Лёвенвольд, чьей страстью была генеалогия европейских дворян, прекрасно знал, что никакие они не родственники, и родословные их древа даже не зацепляются ветвями, и Арман всего лишь пленился герцогским титулом претендента на родство. Или подарком. Или же некий умелец столь искусно пририсовал герцога к фамильному бироновскому древу, что маршал Арман сей мистификации наивно поверил.
(А на самом деле фон Бюрены — они и есть фон Бюрены, в окрестностях Могилёва таких сидит целый выводок. И никакие они не французы, обычные ливонские немцы, с дворянством, пожалованным лишь в начале века германским курфюрстом).
Лёвенвольд сдержал смех и продолжил:
— Тёмочка уже перевёл свою записку на немецкий и передал возлюбленному своему патрону.
— Отважный человек, — оценил Остерман.
— Тёма и не подумал, что герцог поймёт, что речь в записке ведётся и о нём тоже. Тёма полагает, его патрон глуп как пробка. Он, как и многие чересчур уж образованные люди, считает всех вокруг дурнее, чем он сам.
— В случае с герцогом он не так и далёк от истины…
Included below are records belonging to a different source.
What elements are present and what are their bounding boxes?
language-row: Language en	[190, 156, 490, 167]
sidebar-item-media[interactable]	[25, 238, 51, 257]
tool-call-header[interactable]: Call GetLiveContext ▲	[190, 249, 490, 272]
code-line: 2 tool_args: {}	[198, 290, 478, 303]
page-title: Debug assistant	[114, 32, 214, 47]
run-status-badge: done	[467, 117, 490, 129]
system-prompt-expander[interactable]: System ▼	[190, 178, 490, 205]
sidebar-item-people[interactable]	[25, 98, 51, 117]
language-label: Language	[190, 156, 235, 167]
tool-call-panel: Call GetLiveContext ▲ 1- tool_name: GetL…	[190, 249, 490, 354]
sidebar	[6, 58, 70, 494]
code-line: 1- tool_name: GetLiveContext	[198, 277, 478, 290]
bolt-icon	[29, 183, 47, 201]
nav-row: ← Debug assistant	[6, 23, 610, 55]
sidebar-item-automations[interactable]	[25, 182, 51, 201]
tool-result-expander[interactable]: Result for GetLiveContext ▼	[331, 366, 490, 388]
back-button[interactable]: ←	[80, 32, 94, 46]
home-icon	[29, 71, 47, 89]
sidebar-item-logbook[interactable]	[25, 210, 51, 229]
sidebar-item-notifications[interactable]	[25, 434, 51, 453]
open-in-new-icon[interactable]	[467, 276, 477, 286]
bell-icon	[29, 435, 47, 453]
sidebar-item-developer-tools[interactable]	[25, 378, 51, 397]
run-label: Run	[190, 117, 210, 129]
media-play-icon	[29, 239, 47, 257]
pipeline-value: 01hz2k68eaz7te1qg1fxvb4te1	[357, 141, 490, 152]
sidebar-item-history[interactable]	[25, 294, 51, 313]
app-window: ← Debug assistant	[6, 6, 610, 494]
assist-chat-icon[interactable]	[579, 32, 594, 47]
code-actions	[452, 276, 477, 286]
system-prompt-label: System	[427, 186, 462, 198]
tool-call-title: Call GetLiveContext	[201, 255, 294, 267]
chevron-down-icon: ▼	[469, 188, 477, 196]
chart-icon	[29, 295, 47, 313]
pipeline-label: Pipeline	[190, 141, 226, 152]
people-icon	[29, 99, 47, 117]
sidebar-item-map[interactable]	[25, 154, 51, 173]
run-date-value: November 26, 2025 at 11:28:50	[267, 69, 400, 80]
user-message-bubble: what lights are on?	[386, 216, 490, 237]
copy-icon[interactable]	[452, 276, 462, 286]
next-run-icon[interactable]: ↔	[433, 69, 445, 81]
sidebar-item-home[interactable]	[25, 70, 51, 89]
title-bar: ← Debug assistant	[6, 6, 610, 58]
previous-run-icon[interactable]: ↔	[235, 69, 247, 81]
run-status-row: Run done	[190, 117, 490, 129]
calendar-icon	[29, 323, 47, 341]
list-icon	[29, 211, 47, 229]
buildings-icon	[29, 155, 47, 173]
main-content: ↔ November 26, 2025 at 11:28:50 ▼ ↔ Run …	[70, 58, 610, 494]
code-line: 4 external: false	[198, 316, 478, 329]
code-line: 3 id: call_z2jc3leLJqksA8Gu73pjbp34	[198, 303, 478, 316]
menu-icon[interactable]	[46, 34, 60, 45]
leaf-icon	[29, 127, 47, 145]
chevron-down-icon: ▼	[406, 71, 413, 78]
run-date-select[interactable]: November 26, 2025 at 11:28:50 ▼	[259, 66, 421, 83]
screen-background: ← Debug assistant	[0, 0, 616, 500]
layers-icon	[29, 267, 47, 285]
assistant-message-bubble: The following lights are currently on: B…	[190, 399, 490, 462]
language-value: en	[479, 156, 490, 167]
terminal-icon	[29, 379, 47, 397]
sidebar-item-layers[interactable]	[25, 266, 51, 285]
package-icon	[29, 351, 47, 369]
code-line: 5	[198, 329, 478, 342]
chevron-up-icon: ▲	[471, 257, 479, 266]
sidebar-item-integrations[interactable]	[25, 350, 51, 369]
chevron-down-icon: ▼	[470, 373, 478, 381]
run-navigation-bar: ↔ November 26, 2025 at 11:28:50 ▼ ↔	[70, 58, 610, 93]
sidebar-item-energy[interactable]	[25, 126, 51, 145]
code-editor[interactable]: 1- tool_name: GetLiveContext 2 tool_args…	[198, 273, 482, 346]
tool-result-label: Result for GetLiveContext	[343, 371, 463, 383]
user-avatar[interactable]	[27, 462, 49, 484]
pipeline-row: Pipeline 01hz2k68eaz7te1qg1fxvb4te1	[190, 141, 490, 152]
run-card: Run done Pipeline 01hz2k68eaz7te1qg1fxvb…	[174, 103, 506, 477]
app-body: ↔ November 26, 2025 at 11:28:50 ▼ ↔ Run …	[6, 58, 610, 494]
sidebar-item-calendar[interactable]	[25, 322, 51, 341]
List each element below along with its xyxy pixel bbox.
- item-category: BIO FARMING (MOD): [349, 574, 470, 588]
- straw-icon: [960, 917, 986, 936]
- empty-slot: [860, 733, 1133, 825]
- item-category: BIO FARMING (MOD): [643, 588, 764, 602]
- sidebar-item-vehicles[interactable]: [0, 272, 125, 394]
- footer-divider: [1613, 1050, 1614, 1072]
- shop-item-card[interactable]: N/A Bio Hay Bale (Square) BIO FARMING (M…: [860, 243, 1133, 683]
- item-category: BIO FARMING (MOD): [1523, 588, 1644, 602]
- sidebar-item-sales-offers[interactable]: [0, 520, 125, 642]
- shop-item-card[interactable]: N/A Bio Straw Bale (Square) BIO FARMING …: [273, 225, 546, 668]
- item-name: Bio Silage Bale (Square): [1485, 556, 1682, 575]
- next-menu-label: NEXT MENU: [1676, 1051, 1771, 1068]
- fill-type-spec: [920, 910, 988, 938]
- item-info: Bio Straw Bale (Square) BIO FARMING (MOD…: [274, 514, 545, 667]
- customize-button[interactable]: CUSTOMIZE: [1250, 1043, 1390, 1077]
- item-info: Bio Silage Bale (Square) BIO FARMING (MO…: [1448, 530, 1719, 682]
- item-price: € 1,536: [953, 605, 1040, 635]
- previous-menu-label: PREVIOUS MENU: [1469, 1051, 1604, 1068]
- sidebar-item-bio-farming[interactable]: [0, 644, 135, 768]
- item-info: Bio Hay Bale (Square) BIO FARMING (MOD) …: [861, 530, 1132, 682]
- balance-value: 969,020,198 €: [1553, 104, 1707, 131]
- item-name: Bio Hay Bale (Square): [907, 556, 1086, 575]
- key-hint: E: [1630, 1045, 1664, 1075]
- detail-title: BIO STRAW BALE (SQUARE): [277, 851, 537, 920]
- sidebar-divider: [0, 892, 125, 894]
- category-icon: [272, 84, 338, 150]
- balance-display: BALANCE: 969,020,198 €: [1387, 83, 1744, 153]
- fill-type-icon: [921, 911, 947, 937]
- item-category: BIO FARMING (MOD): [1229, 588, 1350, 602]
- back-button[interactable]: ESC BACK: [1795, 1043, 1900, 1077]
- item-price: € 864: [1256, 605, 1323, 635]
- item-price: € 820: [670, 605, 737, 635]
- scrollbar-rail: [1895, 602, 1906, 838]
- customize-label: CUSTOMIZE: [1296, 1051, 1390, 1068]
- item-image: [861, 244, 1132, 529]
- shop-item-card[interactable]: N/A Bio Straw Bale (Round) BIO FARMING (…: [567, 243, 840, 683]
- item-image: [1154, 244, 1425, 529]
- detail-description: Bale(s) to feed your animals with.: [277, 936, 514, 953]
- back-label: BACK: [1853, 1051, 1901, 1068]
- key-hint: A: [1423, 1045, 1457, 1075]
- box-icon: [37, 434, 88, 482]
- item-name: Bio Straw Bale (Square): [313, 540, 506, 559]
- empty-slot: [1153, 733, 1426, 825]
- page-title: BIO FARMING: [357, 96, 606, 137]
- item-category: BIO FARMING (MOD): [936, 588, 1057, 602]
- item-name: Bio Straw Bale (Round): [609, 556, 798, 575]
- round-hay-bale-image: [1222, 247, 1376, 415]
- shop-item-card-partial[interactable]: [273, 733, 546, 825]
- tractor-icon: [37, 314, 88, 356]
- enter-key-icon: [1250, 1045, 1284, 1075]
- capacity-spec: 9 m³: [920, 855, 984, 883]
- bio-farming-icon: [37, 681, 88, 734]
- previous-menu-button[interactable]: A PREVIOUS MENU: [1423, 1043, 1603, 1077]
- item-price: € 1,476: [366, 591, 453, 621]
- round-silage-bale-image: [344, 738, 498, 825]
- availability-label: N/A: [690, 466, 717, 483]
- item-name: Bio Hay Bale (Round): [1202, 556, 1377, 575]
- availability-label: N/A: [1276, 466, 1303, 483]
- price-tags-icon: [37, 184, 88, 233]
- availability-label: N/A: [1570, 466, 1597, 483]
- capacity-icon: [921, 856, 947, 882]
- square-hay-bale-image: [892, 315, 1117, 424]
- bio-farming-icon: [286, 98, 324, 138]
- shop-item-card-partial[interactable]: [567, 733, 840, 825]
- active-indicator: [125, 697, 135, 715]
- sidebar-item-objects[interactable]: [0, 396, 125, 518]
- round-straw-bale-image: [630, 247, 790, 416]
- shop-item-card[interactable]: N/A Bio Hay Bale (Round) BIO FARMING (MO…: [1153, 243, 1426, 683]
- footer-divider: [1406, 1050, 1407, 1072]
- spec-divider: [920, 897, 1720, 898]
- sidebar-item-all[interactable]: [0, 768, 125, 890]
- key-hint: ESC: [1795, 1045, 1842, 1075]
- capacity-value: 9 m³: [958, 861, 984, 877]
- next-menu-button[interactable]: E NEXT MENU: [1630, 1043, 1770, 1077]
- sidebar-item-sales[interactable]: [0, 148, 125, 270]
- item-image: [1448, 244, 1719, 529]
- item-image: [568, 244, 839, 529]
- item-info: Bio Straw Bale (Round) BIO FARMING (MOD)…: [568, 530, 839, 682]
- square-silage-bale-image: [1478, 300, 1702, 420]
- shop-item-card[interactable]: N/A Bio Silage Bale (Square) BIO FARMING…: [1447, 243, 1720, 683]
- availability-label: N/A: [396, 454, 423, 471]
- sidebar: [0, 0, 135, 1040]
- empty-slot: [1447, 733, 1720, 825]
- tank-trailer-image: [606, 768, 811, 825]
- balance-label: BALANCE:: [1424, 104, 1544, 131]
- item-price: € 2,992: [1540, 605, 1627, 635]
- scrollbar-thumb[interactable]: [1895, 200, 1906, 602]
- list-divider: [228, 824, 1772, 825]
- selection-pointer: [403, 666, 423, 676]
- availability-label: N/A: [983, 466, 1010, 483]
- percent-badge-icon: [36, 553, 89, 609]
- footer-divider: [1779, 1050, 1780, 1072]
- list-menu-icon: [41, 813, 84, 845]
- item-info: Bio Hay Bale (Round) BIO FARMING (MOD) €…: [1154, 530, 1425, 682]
— Но Эрик непременно покажет записку мне! — В голосе Лёвенвольда послышалась сдержанная гордость, герцогское имя он выговорил тепло, интимно, с франкофонным ударением на второй слог. — Он во всём со мною советуется. А у меня не так много своего ума, но довольно — твоего. Ты же подскажешь, как мне вывернуть волынскую поэму — чтобы две наших душечки вконец рассорились?
Остерман посмотрел с нежностью на своего друга.
Уже двадцать лет Лёвенвольд называл его — «мой кукловод», и в этом ироничном именовании была доля истины. Когда-то давно они сами так распределили роли — хитрый кукловод и прекрасная марионетка. Один мог задумать интригу, другой в силах был вдохнуть в неё жизнь, сыграть, как пьесу на сцене. Остерман сторонился публичности, он был мизантроп, нелюдим, затворник. А его приятель, ломака-Лёвенвольд — был звезда, игрушка, нарядная кукла, кажущаяся бескостной и покорной марионетка. Но Остерман знал настоящую цену своего драгоценного инструмента. То было оружие, идеальное продолжение направляющей руки, оружие, способное и защитить, и убить.